I was under the impression that Open Design projects are collaborative projects. Is this not the case?

Nonetheless, I repeat it again, WOC have a lot of people and are able to hire freelancers to write content for Dungeon and Dragon!

They still have internal processes that we don't know about. They have internal editors. Everything has to go through them before it gets put out. Hiring more freelancers doesn't really do anything helpful in that regard, it just provides a larger backlog of material.
 

Mourn said:
Hiring more freelancers doesn't really do anything helpful in that regard, it just provides a larger backlog of material.

I must be misunderstanding you here. Are you asserting that a larger staff means things take longer? Or do you think that a larger staff would somehow make 4e more complex, or have more rules?

--Not sure I'm getting your point here spikey.
 

the Jester said:
I must be misunderstanding you here. Are you asserting that a larger staff means things take longer? Or do you think that a larger staff would somehow make 4e more complex, or have more rules?

Wizards has an internal editing and approval process that is the bottleneck for releasing content on the website. Hiring more people to write content will not improve the bottleneck. Hiring more editors will not speed up the improvement of the bottleneck, since you have to get every editor on the same page before releasing something. Also, because of the fact that they're in the midst of designing and developing the new edition, bringing in new editors might not help at all.

It's similar to software development, where bringing in new people can help... until it starts to slow things down, since there's more people to get on the same page, get approval, and so on, so forth. When you have to check with more and more people to ensure that the content you're releasing is correct, things tend to slow down.

I often see the "throw more money/people/resources at it" argument presented, but things don't always work that way in a group, collaborative project.
 

Beckett said:
seems like a pretty rotten thing to do to Paizo. "Hey, that magazine contract we just renewed? Well, we're announcing 4E, so expect your sales to tank in 5..4..3..."

And yet Paizo is still doing 3.5 material right now.

Beckett said:
At this point, AFAIK, Paizo hasn't seen any more of the rules than I have, so why would we expect WotC to provide 4E preview material to print in Dragon? Particularly since Wizards can just stick the information on their website and get around the three month turnaround for a paper magazine.

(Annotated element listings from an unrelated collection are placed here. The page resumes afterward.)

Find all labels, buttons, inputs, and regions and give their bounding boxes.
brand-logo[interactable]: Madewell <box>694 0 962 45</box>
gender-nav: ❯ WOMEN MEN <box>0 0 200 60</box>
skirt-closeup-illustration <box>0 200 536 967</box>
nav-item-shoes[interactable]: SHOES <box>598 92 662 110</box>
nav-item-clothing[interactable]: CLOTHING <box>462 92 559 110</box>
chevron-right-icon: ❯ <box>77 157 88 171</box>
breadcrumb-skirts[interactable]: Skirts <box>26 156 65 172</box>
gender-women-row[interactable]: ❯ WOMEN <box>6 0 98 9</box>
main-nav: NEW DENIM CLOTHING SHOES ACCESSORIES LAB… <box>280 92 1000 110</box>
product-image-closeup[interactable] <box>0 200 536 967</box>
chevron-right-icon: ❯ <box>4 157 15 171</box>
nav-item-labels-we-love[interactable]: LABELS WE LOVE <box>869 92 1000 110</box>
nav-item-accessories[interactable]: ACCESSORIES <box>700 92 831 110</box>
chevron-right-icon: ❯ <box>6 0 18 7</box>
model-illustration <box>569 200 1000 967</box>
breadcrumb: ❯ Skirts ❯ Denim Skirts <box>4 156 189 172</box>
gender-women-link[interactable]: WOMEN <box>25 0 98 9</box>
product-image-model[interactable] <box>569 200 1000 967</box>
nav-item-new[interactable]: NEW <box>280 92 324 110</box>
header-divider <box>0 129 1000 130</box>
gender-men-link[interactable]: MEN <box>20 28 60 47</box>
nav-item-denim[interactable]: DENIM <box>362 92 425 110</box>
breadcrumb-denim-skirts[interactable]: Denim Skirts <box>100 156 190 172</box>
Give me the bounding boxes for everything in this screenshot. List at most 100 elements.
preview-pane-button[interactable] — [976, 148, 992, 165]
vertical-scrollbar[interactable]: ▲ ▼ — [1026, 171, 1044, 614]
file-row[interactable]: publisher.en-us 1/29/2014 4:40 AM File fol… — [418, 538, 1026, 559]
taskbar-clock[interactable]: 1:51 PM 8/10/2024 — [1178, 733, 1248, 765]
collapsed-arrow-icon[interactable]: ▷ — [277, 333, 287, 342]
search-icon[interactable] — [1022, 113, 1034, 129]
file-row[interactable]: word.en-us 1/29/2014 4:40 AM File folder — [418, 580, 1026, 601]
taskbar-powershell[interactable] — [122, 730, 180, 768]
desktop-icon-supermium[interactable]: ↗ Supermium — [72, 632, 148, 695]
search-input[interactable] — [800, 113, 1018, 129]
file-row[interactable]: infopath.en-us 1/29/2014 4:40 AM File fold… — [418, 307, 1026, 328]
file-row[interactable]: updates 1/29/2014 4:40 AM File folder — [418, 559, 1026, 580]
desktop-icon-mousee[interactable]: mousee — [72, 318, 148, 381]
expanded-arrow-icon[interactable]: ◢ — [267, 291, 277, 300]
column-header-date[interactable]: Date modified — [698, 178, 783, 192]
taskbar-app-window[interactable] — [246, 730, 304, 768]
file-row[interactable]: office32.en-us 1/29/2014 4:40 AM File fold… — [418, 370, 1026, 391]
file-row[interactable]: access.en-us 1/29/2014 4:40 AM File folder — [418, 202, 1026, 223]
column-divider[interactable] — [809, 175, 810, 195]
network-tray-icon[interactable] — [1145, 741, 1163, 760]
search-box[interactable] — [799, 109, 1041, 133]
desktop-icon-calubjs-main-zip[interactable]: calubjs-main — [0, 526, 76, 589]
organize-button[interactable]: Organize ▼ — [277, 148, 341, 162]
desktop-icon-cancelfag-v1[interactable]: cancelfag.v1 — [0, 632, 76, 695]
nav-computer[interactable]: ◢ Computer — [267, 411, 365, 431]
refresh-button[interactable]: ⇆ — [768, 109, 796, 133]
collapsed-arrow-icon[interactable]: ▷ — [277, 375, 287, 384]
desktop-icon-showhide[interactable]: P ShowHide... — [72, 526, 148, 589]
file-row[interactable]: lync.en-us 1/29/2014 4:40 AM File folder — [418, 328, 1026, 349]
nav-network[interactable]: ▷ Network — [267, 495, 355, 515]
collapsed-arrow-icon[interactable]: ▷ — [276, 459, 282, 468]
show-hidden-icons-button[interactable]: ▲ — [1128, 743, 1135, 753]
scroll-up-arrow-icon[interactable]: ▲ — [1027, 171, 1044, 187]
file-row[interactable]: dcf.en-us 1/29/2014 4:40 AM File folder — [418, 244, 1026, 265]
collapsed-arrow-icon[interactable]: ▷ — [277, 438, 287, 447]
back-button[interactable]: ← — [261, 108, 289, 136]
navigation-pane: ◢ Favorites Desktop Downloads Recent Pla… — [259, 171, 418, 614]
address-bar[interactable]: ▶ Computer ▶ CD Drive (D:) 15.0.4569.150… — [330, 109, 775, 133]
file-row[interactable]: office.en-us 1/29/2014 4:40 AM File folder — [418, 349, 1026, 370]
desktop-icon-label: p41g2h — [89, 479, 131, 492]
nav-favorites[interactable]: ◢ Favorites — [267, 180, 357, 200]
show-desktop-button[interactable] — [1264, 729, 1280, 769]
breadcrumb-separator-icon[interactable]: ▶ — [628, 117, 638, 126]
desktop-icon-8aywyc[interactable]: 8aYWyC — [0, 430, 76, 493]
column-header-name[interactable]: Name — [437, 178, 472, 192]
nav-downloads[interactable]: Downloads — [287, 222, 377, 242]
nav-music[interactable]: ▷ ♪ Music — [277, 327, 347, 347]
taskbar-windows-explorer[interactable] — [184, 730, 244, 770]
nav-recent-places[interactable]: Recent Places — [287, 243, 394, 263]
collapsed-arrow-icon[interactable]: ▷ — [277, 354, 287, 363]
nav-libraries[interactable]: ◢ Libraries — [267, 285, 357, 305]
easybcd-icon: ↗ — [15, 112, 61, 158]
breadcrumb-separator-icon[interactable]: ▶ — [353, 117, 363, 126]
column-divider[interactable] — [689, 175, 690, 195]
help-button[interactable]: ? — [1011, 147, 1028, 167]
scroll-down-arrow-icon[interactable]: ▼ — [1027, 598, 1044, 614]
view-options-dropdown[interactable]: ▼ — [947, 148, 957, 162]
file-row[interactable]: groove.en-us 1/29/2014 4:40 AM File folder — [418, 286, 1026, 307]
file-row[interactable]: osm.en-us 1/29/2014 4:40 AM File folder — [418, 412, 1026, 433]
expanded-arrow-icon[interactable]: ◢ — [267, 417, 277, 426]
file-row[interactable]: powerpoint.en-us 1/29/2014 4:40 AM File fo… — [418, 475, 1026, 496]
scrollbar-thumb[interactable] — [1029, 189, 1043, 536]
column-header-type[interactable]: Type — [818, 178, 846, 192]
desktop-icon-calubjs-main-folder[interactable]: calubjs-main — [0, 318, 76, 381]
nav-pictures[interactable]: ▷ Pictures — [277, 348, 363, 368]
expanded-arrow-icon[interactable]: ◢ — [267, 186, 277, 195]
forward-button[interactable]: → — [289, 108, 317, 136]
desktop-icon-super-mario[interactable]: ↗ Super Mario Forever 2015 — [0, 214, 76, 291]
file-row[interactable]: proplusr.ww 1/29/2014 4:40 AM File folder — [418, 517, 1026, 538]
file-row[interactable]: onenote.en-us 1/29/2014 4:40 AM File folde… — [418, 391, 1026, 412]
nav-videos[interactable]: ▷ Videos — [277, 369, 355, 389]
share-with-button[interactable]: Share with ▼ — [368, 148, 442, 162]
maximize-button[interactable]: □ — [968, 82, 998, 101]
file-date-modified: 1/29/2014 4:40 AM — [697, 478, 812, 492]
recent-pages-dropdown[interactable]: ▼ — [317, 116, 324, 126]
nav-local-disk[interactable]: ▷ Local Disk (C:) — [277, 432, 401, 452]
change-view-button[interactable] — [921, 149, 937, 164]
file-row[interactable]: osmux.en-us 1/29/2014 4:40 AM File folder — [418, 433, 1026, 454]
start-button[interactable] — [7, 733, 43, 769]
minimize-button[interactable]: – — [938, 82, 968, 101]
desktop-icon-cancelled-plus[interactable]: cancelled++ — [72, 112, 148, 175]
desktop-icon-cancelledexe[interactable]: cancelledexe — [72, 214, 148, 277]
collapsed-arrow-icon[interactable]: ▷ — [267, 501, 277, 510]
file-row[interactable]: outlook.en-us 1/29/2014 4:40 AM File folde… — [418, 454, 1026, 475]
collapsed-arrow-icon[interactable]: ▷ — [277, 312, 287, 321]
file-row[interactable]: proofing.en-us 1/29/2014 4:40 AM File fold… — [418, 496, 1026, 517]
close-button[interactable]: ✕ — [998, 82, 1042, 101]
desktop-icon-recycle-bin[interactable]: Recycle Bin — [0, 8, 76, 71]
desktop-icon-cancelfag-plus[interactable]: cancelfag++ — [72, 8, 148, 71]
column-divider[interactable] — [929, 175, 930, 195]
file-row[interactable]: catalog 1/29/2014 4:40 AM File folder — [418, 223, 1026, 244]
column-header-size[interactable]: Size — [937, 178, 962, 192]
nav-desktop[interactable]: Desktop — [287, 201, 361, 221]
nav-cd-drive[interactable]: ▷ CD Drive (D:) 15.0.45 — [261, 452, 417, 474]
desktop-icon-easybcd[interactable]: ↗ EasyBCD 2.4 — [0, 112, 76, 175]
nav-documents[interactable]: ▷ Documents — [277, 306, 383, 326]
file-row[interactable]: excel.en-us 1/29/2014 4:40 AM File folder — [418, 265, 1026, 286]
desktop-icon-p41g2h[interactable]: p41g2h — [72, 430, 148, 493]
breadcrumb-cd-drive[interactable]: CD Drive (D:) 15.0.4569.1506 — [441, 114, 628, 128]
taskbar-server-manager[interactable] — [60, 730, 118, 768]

Well, unless I'm misremembering, since Paizo was an 'official' brand, I'd imagine that getting paper products into people's hands would be a good thing. Just like it was for 3.5.
 

Mourn said:
Wizards has an internal editing and approval process that is the bottleneck for releasing content on the website. Hiring more people to write content will not improve the bottleneck. Hiring more editors will not speed up the improvement of the bottleneck, since you have to get every editor on the same page before releasing something. Also, because of the fact that they're in the midst of designing and developing the new edition, bringing in new editors might not help at all.

Wait- so you think WotC works on consensus? I've always assumed that there was someone able to make decisions. I would imagine more editors could help in a scenario like this:

1. Current editorial staff = 3 editors and 1 editor lord. Current workload: 13 articles. Each editor edits 4 articles; the editor lord takes one, and double checks all the rest.

2. Add 1 editor. Now each editor only has 3, with one of them taking the extra article. So everyone's workload is reduced by at least one article, except for that one guy who keeps four articles.

Now, in my scenario, the 'editor lord' (an advanced editor) is the only one each normal editors needs to get approval from, rather than from each other. Now, I suspect that there may be a bottleneck at the 'editor lord' level, but that just means that they need to promote someone. And for this to work, you need to ensure that each EL doesn't have to double-check each other's work; you need people you trust to do the job right the first time through.

Maybe I'm wrong, though; I don't work in an environment where editors are required.